I’ve been thinking a lot about how I can go through this season well as a gentle parent–both in staying gentle with my children, and in respectfully dealing with difficult situations with others. I decided to share my goals here, in hopes they may help some of you as you’re thinking about how you want to handle this season.
- Take care of myself so I can stay calmer and be the unruffled leader my children need. During this time of year when things tend to be extra busy and stressful, it’s more difficult… and more important. For me right now, taking care of myself looks like: taking supplements that help me, like B 12, Magnesium oil (applied topically before bed), CBD oil, and more; taking time to rest–I’ve discovered that when my husband is with the boys in the evening, I can go in our room, turn the lights off, turn a candle and some soft music on, and snuggle in bed for a few minutes. Another way I like to relax is by sipping a cup of tea while reading some Mary Oliver poetry. I also have been doing my best to eat well–one thing that really helps me is to make a big batch of something like healthy muffins or breakfast cake (I use trim healthy mama recipes) to eat with eggs for breakfast and to eat as snacks. I often eat dinner leftovers for lunch–it’s a quick way to get a balanced lunch in. And before bed I like to do a gentle wind down exercise routine.
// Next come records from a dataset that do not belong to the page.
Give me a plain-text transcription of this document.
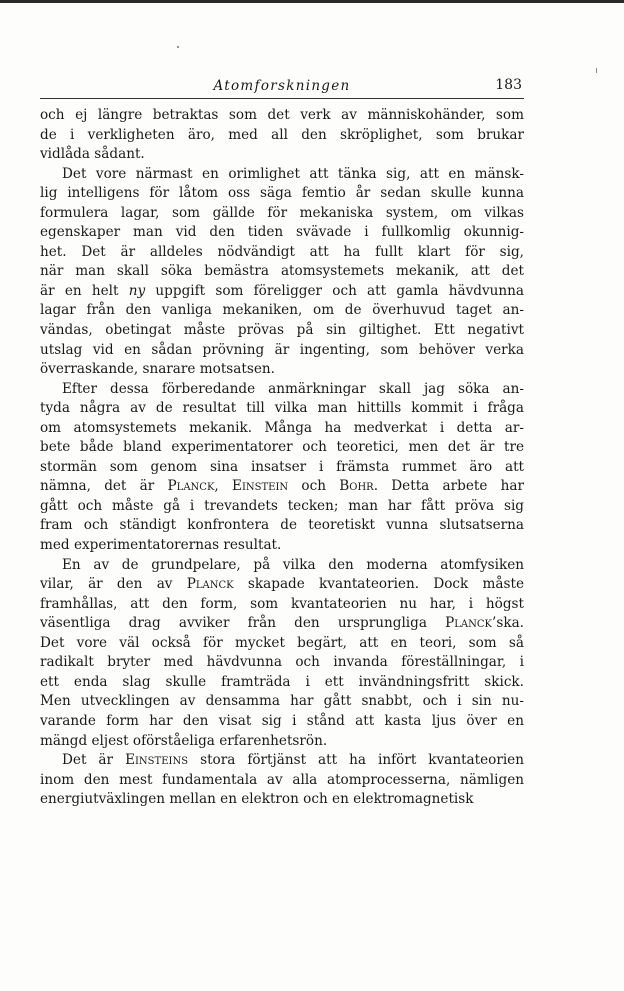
Atomforskningen	183

och ej längre betraktas som det verk av människohänder, som

de i verkligheten äro, med all den skröplighet, som brukar

vidlåda sådant.

Det vore närmast en orimlighet att tänka sig, att en mänsk-

lig intelligens för låtom oss säga femtio år sedan skulle kunna

formulera lagar, som gällde för mekaniska system, om vilkas

egenskaper man vid den tiden svävade i fullkomlig okunnig-

het. Det är alldeles nödvändigt att ha fullt klart för sig,

när man skall söka bemästra atomsystemets mekanik, att det

är en helt ny uppgift som föreligger och att gamla hävdvunna

lagar från den vanliga mekaniken, om de överhuvud taget an-

vändas, obetingat måste prövas på sin giltighet. Ett negativt

utslag vid en sådan prövning är ingenting, som behöver verka

överraskande, snarare motsatsen.

Efter dessa förberedande anmärkningar skall jag söka an-

tyda några av de resultat till vilka man hittills kommit i fråga

om atomsystemets mekanik. Många ha medverkat i detta ar-

bete både bland experimentatorer och teoretici, men det är tre

stormän som genom sina insatser i främsta rummet äro att

nämna, det är Planck, Einstein och Bohr. Detta arbete har

gått och måste gå i trevandets tecken; man har fått pröva sig

fram och ständigt konfrontera de teoretiskt vunna slutsatserna

med experimentatorernas resultat.

En av de grundpelare, på vilka den moderna atomfysiken

vilar, är den av Planck skapade kvantateorien. Dock måste

framhållas, att den form, som kvantateorien nu har, i högst

väsentliga drag avviker från den ursprungliga Planck’ska.

Det vore väl också för mycket begärt, att en teori, som så

radikalt bryter med hävdvunna och invanda föreställningar, i

ett enda slag skulle framträda i ett invändningsfritt skick.

Men utvecklingen av densamma har gått snabbt, och i sin nu-

varande form har den visat sig i stånd att kasta ljus över en

mängd eljest oförståeliga erfarenhetsrön.

Det är Einsteins stora förtjänst att ha infört kvantateorien

inom den mest fundamentala av alla atomprocesserna, nämligen

energiutväxlingen mellan en elektron och en elektromagnetisk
- Avoid getting sucked into defending our parenting choices. I want to be gracious–and avoid getting into conversations that won’t go anywhere productive. We are confident in our parenting choices; we’ve researched, thought, and prayed a lot over them. Others may disagree, and that is really okay. If someone is genuinely curious, I will be happy to share as time and energy allow. But I am not going to waste energy trying to defend or convince. I want to stay on more neutral topics.
- Remember that my children are my priority, not other people’s opinions of my parenting. I don’t need my children to act a certain way to prove that my parenting choices are valid. That’s too much pressure to place on them, especially at a time where they are more likely to be tired and overwhelmed. I want to stay focused on my long term parenting goals; connection and teaching. I know why I’m doing what I’m doing, even when others don’t understand.
- Do my best to meet my children’s needs and protect their boundaries. With so much going on, it’s easy for me to forget our normal snack times and to let them get too hungry. I want to be prepared for those times and have snacks on hand. I also want to protect nap and bed times as much as possible, and be ready to bring them aside or go home if they get too overwhelmed and need a break. I also want to be ready to step in if someone is violating their boundaries.
- Talk to them about what we’re going to do and what will be expected of them. Having an idea of what is going to happen and who they’re going to see may help things go more smoothly. I’m also talking about the fact that we may not get everything on our lists, and how we can respond well to that. And reiterating being thankful and expressing that as well. Will they remember in the moment? I guess we’ll see. lol. But it’s more likely to happen if we’ve been preparing for it.
- Connect, connect, connect. Always a goal as a gentle parent, but one that I sometimes loose sight of when I’m stressed and busy. And it always causes issues. It’s truly amazing what a difference connection makes in how well my sons behave.
What are your goals for this season?